官製ファンド「INCJ」が15年の歴史に幕…志賀俊之会長が会見で語った悔しさ
「志賀さんが辞めた」
3月末で投資活動を終えた官製ファンドINCJ(旧産業革新機構)は6月30日、15年間の活動を振り返る記者会見を開いた。
会見に臨んだ志賀俊之会長は「業界再編をもっとやりたかった」と振り返り、「日本の産業競争力が弱くなってきている」と指摘した。
リチウムイオン電池や半導体業界などを例に、再編が進まず国内での過当競争で疲弊し、中国・韓国企業に勝てない状況が続いている一方、業績が悪化してから再編に動き出す企業が多く、「どうしても官民ファンドとしては手を出しにくかった」(志賀氏)と悔しさをにじませた。
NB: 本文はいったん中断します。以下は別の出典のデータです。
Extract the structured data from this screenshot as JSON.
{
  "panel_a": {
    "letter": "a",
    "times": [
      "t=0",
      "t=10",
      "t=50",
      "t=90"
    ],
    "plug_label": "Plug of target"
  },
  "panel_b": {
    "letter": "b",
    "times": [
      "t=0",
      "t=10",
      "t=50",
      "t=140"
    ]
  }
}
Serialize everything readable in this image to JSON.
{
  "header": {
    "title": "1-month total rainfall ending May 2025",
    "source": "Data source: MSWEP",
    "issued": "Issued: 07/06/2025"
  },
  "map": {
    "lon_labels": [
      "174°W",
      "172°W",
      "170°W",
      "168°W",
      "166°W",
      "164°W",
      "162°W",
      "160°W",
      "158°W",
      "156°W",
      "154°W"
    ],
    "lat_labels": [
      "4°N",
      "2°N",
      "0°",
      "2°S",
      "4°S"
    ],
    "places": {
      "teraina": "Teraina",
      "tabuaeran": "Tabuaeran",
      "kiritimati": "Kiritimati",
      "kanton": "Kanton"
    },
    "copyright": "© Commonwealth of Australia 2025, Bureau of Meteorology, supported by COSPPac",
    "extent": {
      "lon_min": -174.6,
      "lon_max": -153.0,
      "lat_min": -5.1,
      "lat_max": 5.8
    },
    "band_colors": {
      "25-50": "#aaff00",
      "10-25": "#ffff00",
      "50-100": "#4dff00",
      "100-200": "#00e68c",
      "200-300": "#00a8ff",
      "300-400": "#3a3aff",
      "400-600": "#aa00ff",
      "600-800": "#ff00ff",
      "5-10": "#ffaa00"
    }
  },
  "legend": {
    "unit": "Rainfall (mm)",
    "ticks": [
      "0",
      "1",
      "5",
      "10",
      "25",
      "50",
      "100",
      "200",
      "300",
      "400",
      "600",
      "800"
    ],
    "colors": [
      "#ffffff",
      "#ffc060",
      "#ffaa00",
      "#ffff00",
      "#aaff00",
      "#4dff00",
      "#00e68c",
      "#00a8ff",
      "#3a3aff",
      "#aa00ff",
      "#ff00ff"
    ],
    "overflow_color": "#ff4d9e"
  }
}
INCJはリーマン・ショック後の2009年、次世代の国富を担う産業の育成・創設を目的に経済産業省が主導して設立された。国が約96%を出資し、残る一部を民間が出した。民間だけではリスクが高く投資が難しい分野を支援することが目的だった。
法律で定められた活動期間の15年で計144件の投資を手がけた。3月末時点で投資見合い元本1兆2823億円に対し、2兆3260億円を回収しており、累計1兆円超の利益を確保した。